В семье ему, кажется, не поверили, не такая уж и старая была его жена, но проверять не стали. Зачем? Она была одинокой, общественной. Родственников: отца и братьев в семье не имела. Так что всем было плевать. Но новую самку ему даже не пообещали. Даже такую же старую. Мол: сам, дурак, угробил, сам и ищи себе новую. И Шалва Семёнович не обиделся, думал, что найдёт обязательно.

В общем, вопрос с брачным обещанием решился сам собой, но вот мысль о том, что ему лучше остаться здесь, в Москве, его уже не покидала. Он мучительно искал способ остаться в этом огромном и шумном городе, остаться на роли слуги, и даже не в роли умного и перспективного секретаря, а в роли достойного члена семьи.

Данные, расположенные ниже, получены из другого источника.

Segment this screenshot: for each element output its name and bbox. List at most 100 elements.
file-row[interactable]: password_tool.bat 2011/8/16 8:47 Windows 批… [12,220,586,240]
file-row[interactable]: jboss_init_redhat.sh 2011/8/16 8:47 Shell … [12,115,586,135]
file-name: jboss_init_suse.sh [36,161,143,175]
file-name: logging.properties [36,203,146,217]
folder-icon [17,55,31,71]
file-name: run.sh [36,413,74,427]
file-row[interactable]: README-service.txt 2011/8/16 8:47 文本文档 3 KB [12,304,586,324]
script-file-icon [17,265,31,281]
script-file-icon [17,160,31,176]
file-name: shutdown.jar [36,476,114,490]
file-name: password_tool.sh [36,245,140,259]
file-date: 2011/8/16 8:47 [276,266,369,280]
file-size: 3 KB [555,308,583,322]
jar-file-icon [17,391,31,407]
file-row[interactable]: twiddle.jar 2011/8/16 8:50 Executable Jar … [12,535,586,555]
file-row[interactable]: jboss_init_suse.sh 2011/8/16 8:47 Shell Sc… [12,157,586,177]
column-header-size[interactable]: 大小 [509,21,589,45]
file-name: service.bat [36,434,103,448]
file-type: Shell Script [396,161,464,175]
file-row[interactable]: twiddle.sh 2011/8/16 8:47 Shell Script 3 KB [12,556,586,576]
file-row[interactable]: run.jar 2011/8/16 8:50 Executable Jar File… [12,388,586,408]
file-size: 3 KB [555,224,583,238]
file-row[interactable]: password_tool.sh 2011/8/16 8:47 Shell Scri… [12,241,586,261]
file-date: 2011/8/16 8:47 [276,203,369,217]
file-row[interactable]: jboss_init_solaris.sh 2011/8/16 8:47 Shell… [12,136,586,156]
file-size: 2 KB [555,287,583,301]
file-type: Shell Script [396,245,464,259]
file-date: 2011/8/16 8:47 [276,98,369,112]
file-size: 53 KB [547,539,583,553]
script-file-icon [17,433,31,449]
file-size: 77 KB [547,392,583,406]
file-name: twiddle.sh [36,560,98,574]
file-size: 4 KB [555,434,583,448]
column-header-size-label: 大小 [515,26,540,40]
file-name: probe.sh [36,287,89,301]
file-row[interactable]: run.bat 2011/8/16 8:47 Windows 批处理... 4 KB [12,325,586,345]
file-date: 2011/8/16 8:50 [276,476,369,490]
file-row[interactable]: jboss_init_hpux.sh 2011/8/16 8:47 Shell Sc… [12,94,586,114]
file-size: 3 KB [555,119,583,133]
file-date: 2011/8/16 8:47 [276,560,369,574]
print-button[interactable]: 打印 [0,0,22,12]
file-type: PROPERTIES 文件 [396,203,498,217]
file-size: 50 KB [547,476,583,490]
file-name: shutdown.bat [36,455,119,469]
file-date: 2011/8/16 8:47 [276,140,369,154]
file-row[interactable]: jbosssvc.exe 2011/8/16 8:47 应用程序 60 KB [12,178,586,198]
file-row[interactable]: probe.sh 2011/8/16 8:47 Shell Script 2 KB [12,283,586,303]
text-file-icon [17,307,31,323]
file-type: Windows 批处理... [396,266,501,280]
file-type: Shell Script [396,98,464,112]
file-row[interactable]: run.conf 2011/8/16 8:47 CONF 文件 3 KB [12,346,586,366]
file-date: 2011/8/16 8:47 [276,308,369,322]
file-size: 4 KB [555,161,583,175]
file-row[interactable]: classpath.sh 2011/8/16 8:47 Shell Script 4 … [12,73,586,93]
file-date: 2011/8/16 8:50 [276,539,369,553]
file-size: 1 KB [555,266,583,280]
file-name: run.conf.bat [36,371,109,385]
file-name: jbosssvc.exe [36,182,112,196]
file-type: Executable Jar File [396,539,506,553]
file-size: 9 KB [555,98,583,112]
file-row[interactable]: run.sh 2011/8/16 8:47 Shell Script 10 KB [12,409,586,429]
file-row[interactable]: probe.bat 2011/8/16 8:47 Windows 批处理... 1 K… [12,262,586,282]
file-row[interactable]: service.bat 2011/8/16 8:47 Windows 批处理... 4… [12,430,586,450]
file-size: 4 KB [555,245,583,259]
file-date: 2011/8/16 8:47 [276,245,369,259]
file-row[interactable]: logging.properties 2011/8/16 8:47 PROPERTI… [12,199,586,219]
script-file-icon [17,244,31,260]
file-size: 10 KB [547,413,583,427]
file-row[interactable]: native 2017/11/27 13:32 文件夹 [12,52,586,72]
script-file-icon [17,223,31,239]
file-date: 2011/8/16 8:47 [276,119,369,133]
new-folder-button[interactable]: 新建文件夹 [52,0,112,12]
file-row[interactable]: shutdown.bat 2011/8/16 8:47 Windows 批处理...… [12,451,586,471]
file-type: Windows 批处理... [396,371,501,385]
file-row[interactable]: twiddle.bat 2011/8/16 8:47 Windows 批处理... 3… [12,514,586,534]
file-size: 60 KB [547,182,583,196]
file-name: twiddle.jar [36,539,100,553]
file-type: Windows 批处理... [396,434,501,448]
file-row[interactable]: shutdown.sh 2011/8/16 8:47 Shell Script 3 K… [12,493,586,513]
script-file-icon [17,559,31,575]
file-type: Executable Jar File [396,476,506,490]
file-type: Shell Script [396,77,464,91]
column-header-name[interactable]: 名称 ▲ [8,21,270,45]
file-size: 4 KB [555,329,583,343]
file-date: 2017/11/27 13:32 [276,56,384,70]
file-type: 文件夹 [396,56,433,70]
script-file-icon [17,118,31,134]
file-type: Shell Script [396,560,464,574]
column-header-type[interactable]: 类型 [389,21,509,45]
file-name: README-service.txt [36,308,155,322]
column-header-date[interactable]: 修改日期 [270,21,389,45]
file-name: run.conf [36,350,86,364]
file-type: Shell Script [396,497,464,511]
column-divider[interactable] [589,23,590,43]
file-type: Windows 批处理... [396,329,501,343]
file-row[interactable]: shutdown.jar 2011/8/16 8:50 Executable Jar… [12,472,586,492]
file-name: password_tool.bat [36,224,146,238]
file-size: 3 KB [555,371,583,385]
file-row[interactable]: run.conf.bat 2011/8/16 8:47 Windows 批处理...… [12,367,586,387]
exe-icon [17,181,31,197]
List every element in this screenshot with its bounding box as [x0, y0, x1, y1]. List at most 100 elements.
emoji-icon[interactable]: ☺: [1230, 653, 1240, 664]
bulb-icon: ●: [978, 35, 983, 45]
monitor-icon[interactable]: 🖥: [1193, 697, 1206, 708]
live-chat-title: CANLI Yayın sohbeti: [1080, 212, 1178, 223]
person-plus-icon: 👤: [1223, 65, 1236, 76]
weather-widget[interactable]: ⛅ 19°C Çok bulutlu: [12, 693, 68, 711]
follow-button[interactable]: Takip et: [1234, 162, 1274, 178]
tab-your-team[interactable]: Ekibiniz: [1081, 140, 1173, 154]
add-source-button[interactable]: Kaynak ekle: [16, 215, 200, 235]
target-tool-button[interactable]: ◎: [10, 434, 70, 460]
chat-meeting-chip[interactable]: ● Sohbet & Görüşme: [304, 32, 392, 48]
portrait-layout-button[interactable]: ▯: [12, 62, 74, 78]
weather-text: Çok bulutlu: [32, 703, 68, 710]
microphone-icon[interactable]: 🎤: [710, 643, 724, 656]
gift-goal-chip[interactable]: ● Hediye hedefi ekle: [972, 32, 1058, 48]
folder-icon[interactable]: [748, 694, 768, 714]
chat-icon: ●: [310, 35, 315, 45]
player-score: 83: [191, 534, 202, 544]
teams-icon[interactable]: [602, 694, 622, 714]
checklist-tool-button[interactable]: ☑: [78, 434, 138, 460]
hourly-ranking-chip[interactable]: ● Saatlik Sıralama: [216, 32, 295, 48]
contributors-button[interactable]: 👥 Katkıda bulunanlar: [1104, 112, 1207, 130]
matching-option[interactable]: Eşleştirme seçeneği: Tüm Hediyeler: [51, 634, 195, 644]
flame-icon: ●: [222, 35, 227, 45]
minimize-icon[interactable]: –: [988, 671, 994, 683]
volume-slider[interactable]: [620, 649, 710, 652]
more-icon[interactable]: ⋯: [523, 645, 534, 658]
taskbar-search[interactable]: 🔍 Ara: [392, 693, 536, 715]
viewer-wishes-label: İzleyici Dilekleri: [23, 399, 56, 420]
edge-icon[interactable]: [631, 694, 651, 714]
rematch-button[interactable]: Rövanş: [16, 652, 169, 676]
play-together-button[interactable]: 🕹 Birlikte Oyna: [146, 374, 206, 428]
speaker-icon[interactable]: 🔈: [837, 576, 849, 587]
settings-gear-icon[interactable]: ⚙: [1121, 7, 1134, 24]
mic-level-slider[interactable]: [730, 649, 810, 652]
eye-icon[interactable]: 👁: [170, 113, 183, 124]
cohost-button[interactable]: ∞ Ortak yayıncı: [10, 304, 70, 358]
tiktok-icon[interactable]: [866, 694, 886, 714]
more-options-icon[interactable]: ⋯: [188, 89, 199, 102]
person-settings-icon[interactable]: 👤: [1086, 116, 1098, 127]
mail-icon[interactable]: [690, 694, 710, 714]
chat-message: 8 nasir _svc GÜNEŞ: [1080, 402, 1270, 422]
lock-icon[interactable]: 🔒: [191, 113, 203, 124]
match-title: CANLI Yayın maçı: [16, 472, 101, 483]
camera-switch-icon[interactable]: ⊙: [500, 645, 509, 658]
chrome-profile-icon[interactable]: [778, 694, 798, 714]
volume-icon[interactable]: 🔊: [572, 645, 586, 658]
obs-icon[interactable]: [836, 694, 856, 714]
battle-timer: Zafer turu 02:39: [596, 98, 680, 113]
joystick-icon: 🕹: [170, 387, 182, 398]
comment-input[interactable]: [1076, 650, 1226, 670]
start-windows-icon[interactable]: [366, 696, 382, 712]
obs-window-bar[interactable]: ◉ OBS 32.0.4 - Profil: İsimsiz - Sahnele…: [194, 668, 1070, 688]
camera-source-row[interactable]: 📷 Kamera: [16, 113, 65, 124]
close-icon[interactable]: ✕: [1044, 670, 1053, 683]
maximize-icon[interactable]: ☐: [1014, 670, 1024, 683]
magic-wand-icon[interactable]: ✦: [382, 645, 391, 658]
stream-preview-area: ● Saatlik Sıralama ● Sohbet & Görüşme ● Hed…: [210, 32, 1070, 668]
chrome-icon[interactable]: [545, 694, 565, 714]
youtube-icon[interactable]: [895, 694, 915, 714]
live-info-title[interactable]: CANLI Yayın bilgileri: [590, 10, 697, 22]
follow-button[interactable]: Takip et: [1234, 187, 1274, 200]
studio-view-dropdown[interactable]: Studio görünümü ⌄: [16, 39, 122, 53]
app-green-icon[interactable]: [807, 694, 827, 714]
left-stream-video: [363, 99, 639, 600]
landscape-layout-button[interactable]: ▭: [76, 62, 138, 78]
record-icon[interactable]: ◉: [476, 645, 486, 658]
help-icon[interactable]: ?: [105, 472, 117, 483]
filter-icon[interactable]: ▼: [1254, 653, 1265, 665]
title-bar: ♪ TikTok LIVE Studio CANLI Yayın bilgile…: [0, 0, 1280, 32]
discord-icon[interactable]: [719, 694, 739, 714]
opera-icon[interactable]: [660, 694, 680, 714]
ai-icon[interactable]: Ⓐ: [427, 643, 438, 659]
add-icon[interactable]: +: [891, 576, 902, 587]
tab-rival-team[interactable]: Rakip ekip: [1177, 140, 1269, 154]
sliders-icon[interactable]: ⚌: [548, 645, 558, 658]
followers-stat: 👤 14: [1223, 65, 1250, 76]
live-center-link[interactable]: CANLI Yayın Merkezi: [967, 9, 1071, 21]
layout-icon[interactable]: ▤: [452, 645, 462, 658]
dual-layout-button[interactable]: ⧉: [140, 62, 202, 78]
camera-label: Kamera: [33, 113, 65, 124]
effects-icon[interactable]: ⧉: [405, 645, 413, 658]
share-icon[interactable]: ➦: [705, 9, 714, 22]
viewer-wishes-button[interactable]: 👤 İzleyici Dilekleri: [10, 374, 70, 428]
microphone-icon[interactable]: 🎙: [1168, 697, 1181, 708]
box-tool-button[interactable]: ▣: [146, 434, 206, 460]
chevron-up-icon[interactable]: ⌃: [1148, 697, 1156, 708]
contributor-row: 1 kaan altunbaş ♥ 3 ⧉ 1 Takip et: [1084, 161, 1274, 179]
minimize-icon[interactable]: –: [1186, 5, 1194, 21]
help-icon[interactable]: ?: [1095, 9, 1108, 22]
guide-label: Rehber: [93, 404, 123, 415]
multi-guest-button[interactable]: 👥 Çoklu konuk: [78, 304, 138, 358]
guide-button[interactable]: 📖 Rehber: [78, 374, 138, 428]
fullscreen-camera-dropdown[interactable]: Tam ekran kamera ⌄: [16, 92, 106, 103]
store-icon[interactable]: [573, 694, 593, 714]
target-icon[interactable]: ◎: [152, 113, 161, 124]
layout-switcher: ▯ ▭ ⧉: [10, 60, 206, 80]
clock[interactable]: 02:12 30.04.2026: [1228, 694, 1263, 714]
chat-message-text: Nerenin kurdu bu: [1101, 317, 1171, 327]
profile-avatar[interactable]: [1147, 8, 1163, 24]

Уважаемого члена семьи.

Шалва икал способ. Он искал способ и поначалу не находил. Ему нужен был случай, шанс, чтобы отличиться, чтобы показать себя. Даже не шанс, а намёк на шанс. Тень шанса. И тогда уж он его не упустит, он заявит о себе. Молодой член семьи мечтал о самой малой возможности. И искал её неусыпно.

И кто ищет – тот всегда найдёт: такой случай ему представился.

Это был случай с убийством глупого Пильтуса. Именно глупого, кто ж ещё мог дать себя убить какой-то человеческой самке, которая совокупляется с любым, кто ей заплатит. Его смерть была убога и не почётна. Он умер не в бою от рук воина, пусть даже и человеческого, а от рук продажной самки, которую привёл для ритуала. О, провидение, как ты бываешь саркастично, этот дурень привёл жертву на ритуал, а жертва его прикончила! Ну, разве это не смешно?

Смеяться, правда, он не умел, как и все его сородичи, но сипло шипеть горлом и покашливать, выражая своё умственное превосходство над каким-то дурнем, типа Пильтуса, он себе бы позволил.

Да, уж: если бы это не была смерть собрата и члена семьи Шалва Семёнович смеялся бы над этим дураком.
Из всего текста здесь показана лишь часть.